The old pack horse route comes from the south (Peak Forest, Buxton, and Chesterfield) through Gnat Hole, along Hague Street, through to the appropriately named Cross Cliffe, down to Old Glossop (for local traffic – the market and the parish church on Sundays), and on to Woodhead (and Yorkshire beyond, for commercial traffic). The stone would have marked the junction of the track that went along Whitfield Cross, Freetown, Hollincross Lane (Holy Cross? A cross standing by, or covered in, Holly?), Slatelands, and onto Simmondley and beyond. There was another spur coming out along what is now Gladstone Street, leading to that area of the town, and again onto Woodhead.

Cross - Location
The location of the cross would have been dead centre. The roads all widen out at this point, presumably to have accommodated the cross. Left is to Peak Forest/Buxton, right down Whitfield Cross to Simmondly, behind the camera leads to Old Glossop/Woodhead

As we can see in the top photograph, the height of the land on either side of Whitfield Cross (the road) is surely testament to the age of the trackway, it being worn down to its present depth by millennia of use.

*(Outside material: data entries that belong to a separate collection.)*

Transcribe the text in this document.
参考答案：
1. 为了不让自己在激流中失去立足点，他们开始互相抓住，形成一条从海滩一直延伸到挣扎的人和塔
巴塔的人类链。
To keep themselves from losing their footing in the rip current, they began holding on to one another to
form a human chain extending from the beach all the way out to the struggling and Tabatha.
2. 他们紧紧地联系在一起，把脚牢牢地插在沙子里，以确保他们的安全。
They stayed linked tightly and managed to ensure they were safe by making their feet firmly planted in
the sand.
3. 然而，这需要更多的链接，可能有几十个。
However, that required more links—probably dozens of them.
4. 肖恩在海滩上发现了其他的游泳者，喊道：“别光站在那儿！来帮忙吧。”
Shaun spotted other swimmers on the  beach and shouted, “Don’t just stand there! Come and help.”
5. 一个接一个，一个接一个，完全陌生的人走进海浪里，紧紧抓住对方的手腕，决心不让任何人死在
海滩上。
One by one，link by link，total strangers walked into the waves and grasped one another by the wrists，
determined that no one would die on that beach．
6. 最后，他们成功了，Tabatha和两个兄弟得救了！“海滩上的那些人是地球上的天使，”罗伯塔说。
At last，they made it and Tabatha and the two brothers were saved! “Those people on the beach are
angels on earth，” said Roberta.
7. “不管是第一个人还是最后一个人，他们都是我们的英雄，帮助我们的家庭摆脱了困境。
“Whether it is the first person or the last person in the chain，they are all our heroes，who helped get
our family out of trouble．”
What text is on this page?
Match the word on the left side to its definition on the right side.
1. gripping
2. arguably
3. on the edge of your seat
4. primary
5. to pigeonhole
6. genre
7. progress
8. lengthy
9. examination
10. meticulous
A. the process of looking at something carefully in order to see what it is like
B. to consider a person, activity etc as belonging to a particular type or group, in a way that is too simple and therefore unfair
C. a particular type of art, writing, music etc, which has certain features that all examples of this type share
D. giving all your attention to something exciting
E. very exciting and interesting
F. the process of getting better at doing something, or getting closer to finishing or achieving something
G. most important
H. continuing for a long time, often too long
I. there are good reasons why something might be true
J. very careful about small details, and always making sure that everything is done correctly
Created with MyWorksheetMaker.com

Neville Sharpe in his masterful study Stone Crosses of the Peak District notes that there are several large pieces of large built into the wall at the junction that could have formed the cross base. Closer inspection reveals numerous stones that have been re-used in the wall, several of which could be related to the cross, but without dismantling it in search of sockets, we can’t be certain.

Re-Use - c
A section of walling – note the reused stone, any one of which could be part of the cross base.
Candidate 1
Likely candidates?
Candidate 2
Another candidate? Ignore the arrow, that was carved to indicate an electricity supply is buried there.
Candidate 3
Another candidate?
Mystery Stone
Whilst looking at the wall, I spotted this dressed stone. It seems to have been a capstone to an arch – the curved line at the bottom gives it that impression, as does the diagonal sides. A doorway? A bridge?  The rectangular panel has been deliberately pecked, perhaps to remove a date or name, or even a carving. I would suggest that it is early in date judging by its dressing – medieval perhaps? It’s amazing what you see in walls!

According to Sharpe, John Nelson, an assistant to John Wesley, preached at the cross in the mid 1700’s. This is very typical of the Wesleyan way – preaching outside and using a local landmark – and I’m surprised that Wesley himself didn’t preach here, given his activities in and love for the area. Alas, there is no mention of this is his diaries. There is a very interesting piece about the history of Methodism in the area, including a biography of Nelson, here.

I wonder how many of those dog walkers and hikers are aware of what it is they are passing by when they use that stile? Seriously though, I urge you to go and see it – it is truly a remarkable piece of history, and one that deserves a better fate than is currently befalling it.

I have a big idea about the cross! I would love to see it restored to its original site, or better yet, outside the Whitfield Wells, with a little placard explaining the history of both. The setting is perfect, and it would surely be a fantastic companion to the wells, particularly when dressed. Although in the infant stages, I am exploring possibilities… watch this space.

Whitfield Well 1
The cross would look perfect here, especially if the wells were decorated.